Les sources divergent sur la date et le lieu de son arrestation par la Sipo-SD et la Feldgendarmerie : soit le 22 janvier 1944 à Sochaux lors d’une réunion de responsables de la Résistance au café Grangier à Sochaux (Doubs) soit le 21 janvier 1944 alors qu’il était en mission de liaison « Ferrand-Buckmaster » avec son ami Marcel Schwimmer, à Montbéliard (Doubs) suite à la mise en place d’une souricière par les Allemands dans un café servant de lieu de rendez-vous.
Il fut emprisonné à la caserne Friedrich de Belfort puis à la prison de la Butte à Besançon (Doubs) sous les motifs : « terrorisme et exécution d’un individu réputé comme collaborateur ».
Il fut jugé par le tribunal militaire allemand FK 560 de Besançon le 15 février 1944 et fut condamné à mort.
Il a été fusillé le 26 février 1944 à 7 h 30 du matin en même temps que Marcel Schwimmer, par les autorités allemandes dans l’enceinte de la citadelle de Besançon.
Il figure à ce titre sur le monument commémoratif « Aux Martyrs de la Résistance » établi dans la citadelle.
Le 29 février 1944 à 7 h 30, une messe fut célébrée en l’église Saint-Joseph de Belfort à la mémoire des fusillés, messe à laquelle participèrent aux dires du commissaire de police dans son rapport au préfet environ 2 500 personnes dont un millier de l’usine Alsthom. il fut inhumé au cimetière de Brasse à Belfort.
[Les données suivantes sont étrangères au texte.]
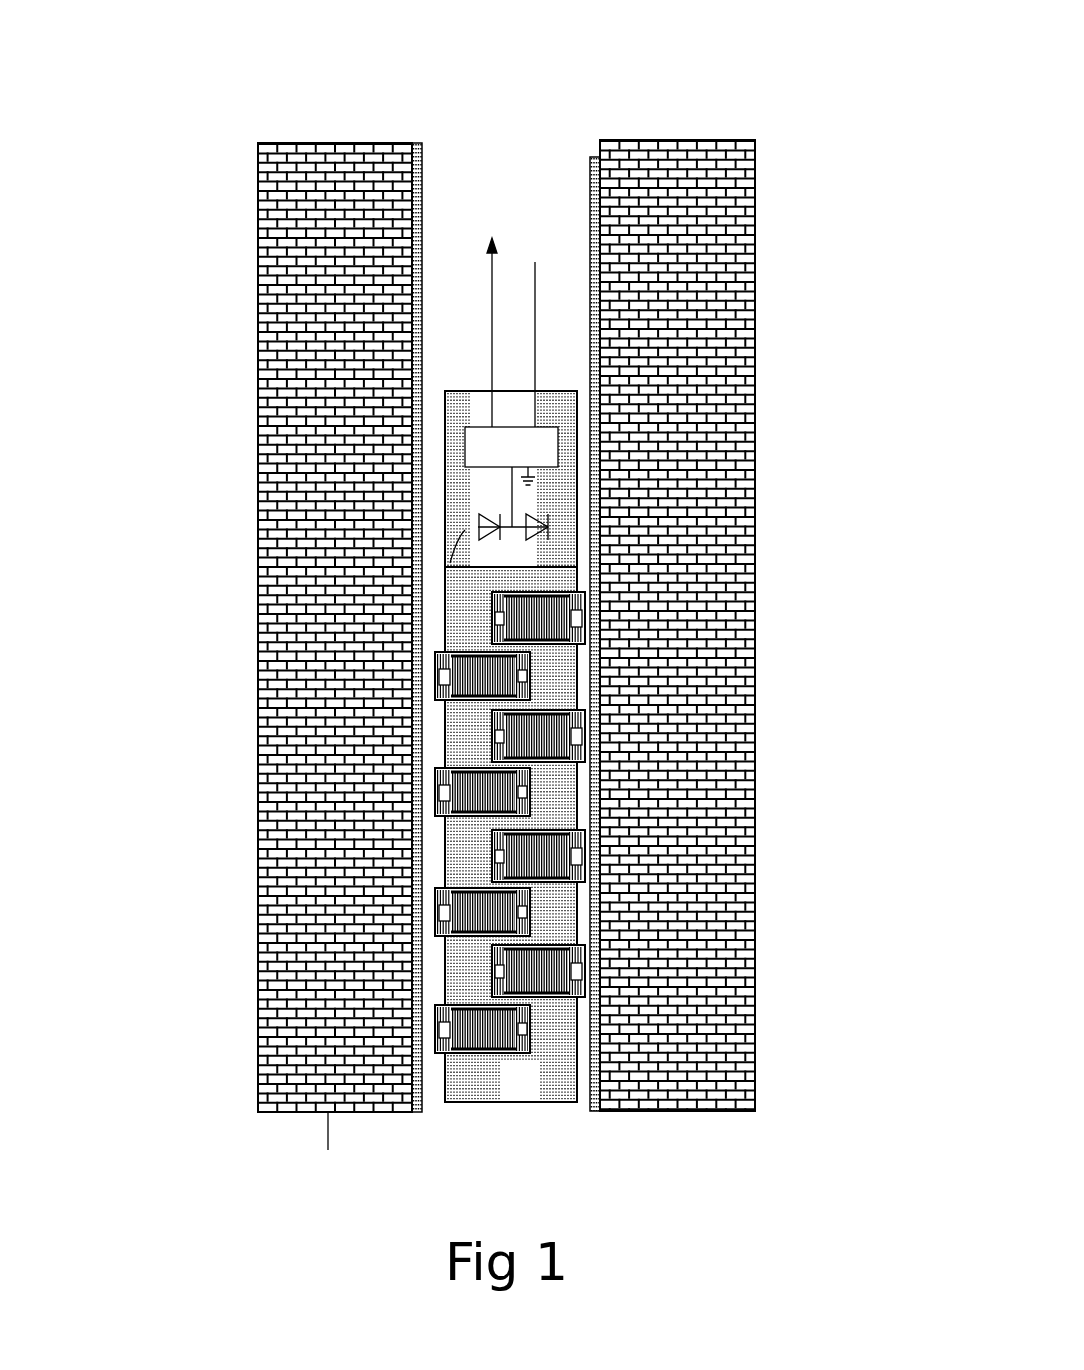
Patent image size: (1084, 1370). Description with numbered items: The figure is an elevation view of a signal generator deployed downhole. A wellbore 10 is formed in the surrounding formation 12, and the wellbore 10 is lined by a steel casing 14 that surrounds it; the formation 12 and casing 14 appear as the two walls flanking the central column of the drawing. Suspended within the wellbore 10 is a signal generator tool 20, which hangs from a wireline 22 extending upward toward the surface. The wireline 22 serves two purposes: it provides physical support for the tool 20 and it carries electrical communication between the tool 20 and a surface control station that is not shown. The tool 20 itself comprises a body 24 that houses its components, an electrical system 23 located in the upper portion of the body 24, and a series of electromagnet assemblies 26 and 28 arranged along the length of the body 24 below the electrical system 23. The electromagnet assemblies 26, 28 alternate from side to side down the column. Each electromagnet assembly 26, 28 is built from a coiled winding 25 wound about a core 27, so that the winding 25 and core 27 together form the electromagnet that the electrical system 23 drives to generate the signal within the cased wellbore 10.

The wellbore 10 is at (565, 236).
The formation 12 is at (738, 187).
The steel casing 14 is at (425, 163).
The signal generator tool 20 is at (577, 1117).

Il fut décoré de la Médaille de la Résistance à titre posthume et obtint la mention « Mort pour la France » en décembre 1945. Son nom figure sur le monument aux morts de Belfort, sur le monument commémoratif des sapeurs-pompiers de Belfort et sur une plaque commémorative à l’Hôtel de ville de Belfort.
« Ma chère femme bien-aimée,
C’est aujourd’hui que je t’écris ma dernière lettre, car je dois mourir ce matin à 7 heures, après avoir tant espéré ; mais avant de mourir, je ne t’oublie pas, et surtout ton homme qui t’as toujours aimé, qui t’a toujours été fidèle, pense souvent à celui qui a été ton soutien dans petite vie. Cependant, j’aurais voulu avant de mourir te serrer dans mes bras et t’embrasser une dernière fois ainsi que mes enfants que j’ai tant aimés ; embrasse bien Marie-Louise, Armand, André, qui ne verront plus leur Papa.
Adieu à vous tous mes chéris, celui qui pense une dernière fois à vous. Aloïs. »
Sources

SOURCES : DAVCC, Caen (Notes Thomas Pouty). – Sites Internet : Mémorial GenWeb. – La répression de la Résistance par les autorités d’occupation et le régime de Vichy en Franche-Comté (ensemble documentaire rassemblé par les services éducatifs des archives départementales de Franche-Comté, fiche no 50) (3). — État civil. — Note de Jean-Pierre Ravery.